Durante a guerra do Rei Fernando contra o rei da Hungria perto de Budapeste um dos guerreiros mostrou-se particularmente valente nos combates que se verificaram. Ninguém o reconhecera e todos o elogiavam e lhe lamentavam a sorte porquanto sucumbira na refrega. E ninguém mais do que o Sr. de Raisciac, fidalgo alemão, o engrandecia, entusiasmado com tão rara coragem. Recolhido o corpo, Raisciac aproximou-se como os demais para ver quem era, e ao lhe tirarem a armadura reconheceu o filho. A emoção dos presentes aumentou mais ainda; só ele permaneceu impassível, sem dizer palavra, sem pestanejar, em pé, contemplando fixamente o corpo até que a violência da dor tendo atingido o próprio princípio da vida o derrubasse para sempre. “Quem pode dizer até que ponto arde, arde bem pouco”, dizem os amantes que querem exprimir insuportável paixão.

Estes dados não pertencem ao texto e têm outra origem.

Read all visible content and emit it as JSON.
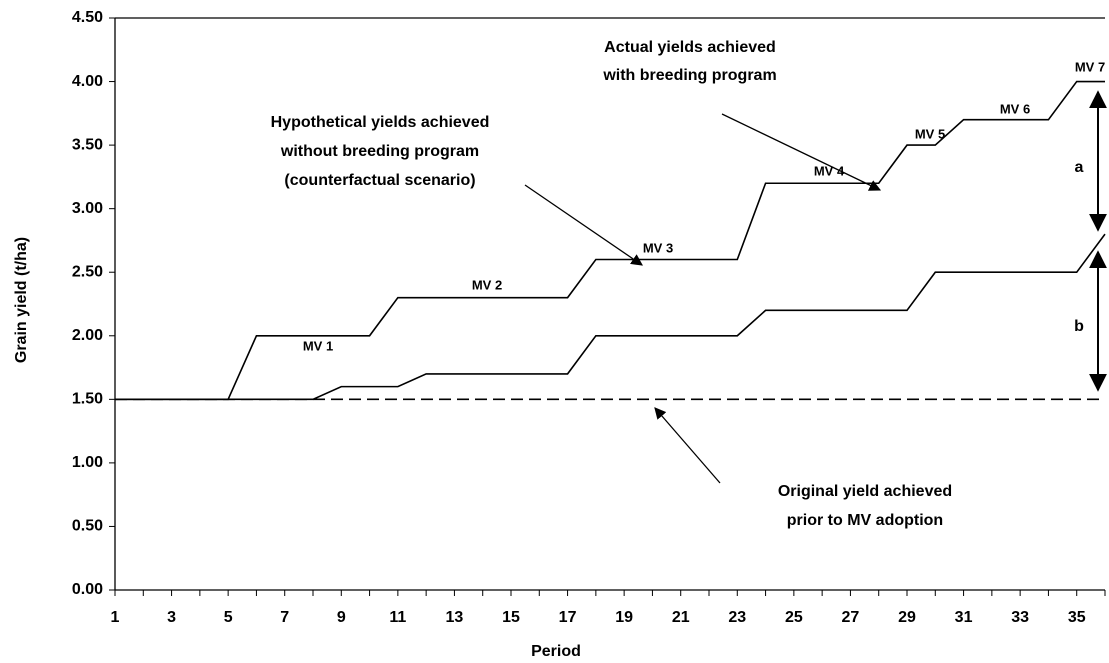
{
  "chart_data": {
    "type": "line",
    "y_label": "Grain yield (t/ha)",
    "x_label": "Period",
    "x": [
      1,
      2,
      3,
      4,
      5,
      6,
      7,
      8,
      9,
      10,
      11,
      12,
      13,
      14,
      15,
      16,
      17,
      18,
      19,
      20,
      21,
      22,
      23,
      24,
      25,
      26,
      27,
      28,
      29,
      30,
      31,
      32,
      33,
      34,
      35,
      36
    ],
    "series": [
      {
        "color": "#000000",
        "dash": false,
        "values": [
          1.5,
          1.5,
          1.5,
          1.5,
          1.5,
          2.0,
          2.0,
          2.0,
          2.0,
          2.0,
          2.3,
          2.3,
          2.3,
          2.3,
          2.3,
          2.3,
          2.3,
          2.6,
          2.6,
          2.6,
          2.6,
          2.6,
          2.6,
          3.2,
          3.2,
          3.2,
          3.2,
          3.2,
          3.5,
          3.5,
          3.7,
          3.7,
          3.7,
          3.7,
          4.0,
          4.0
        ]
      },
      {
        "color": "#000000",
        "dash": false,
        "values": [
          1.5,
          1.5,
          1.5,
          1.5,
          1.5,
          1.5,
          1.5,
          1.5,
          1.6,
          1.6,
          1.6,
          1.7,
          1.7,
          1.7,
          1.7,
          1.7,
          1.7,
          2.0,
          2.0,
          2.0,
          2.0,
          2.0,
          2.0,
          2.2,
          2.2,
          2.2,
          2.2,
          2.2,
          2.2,
          2.5,
          2.5,
          2.5,
          2.5,
          2.5,
          2.5,
          2.8
        ]
      },
      {
        "color": "#000000",
        "dash": true,
        "values": [
          1.5,
          1.5,
          1.5,
          1.5,
          1.5,
          1.5,
          1.5,
          1.5,
          1.5,
          1.5,
          1.5,
          1.5,
          1.5,
          1.5,
          1.5,
          1.5,
          1.5,
          1.5,
          1.5,
          1.5,
          1.5,
          1.5,
          1.5,
          1.5,
          1.5,
          1.5,
          1.5,
          1.5,
          1.5,
          1.5,
          1.5,
          1.5,
          1.5,
          1.5,
          1.5,
          1.5
        ]
      }
    ],
    "xlim": [
      1,
      36
    ],
    "xticks": [
      1,
      3,
      5,
      7,
      9,
      11,
      13,
      15,
      17,
      19,
      21,
      23,
      25,
      27,
      29,
      31,
      33,
      35
    ],
    "ylim": [
      0,
      4.5
    ],
    "yticks": [
      {
        "value": 0,
        "label": "0.00"
      },
      {
        "value": 0.5,
        "label": "0.50"
      },
      {
        "value": 1,
        "label": "1.00"
      },
      {
        "value": 1.5,
        "label": "1.50"
      },
      {
        "value": 2,
        "label": "2.00"
      },
      {
        "value": 2.5,
        "label": "2.50"
      },
      {
        "value": 3,
        "label": "3.00"
      },
      {
        "value": 3.5,
        "label": "3.50"
      },
      {
        "value": 4,
        "label": "4.00"
      },
      {
        "value": 4.5,
        "label": "4.50"
      }
    ],
    "grid": false,
    "annotations": {
      "actual": [
        "Actual yields achieved",
        "with breeding program"
      ],
      "hypothetical": [
        "Hypothetical yields achieved",
        "without breeding program",
        "(counterfactual scenario)"
      ],
      "original": [
        "Original yield achieved",
        "prior to MV adoption"
      ],
      "varieties": [
        "MV 1",
        "MV 2",
        "MV 3",
        "MV 4",
        "MV 5",
        "MV 6",
        "MV 7"
      ],
      "gap_a": "a",
      "gap_b": "b"
    }
  }
}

Da mesma forma nos comove a surpresa de um prazer inesperado: “Logo ao ver-me, ao perceber de todos os lados as armas de Tróia, fora de si, como golpeada por pavorosa visão, se imobiliza. Seu sangue gela, desmaia e só muito tempo depois pode enfim falar”.

Além daquela romana que morreu de alegria ao ver o filho escapar da derrota de Canes; além de Sófocles e Dionísio, o tirano, que também morreram de alegria ao receberem uma boa notícia; e Talma que faleceu na Córsega ao saber dos honras que o Senado de Roma lhe conferira; vimos nesse século o Papa Leão X que, ao ter notícia da tomada de Milão, tão ardentemente desejada, experimentou tal carga de alegria que a febre o assaltou, levando-o à morte. E mais um testemunho comprovador da fraqueza humana tirado dos antigos: Deodoro, o dialético, vendo-se em suas aulas públicas incapaz, de repente, de responder às objeções que lhe faziam, sentiu tamanha vergonha que morreu na hora. Quanto a mim, sou pouco predisposto a essas paixões violentas; tenho uma sensibilidade naturalmente grosseira e a torno mais espessa ainda e empedernida mediante raciocínios diários.

MONTAIGNE, Michel de. Da tristeza. In: ____. Ensaios. Vol. 1, Col. Os pensadores. São Paulo: Nova Cultural, 1996.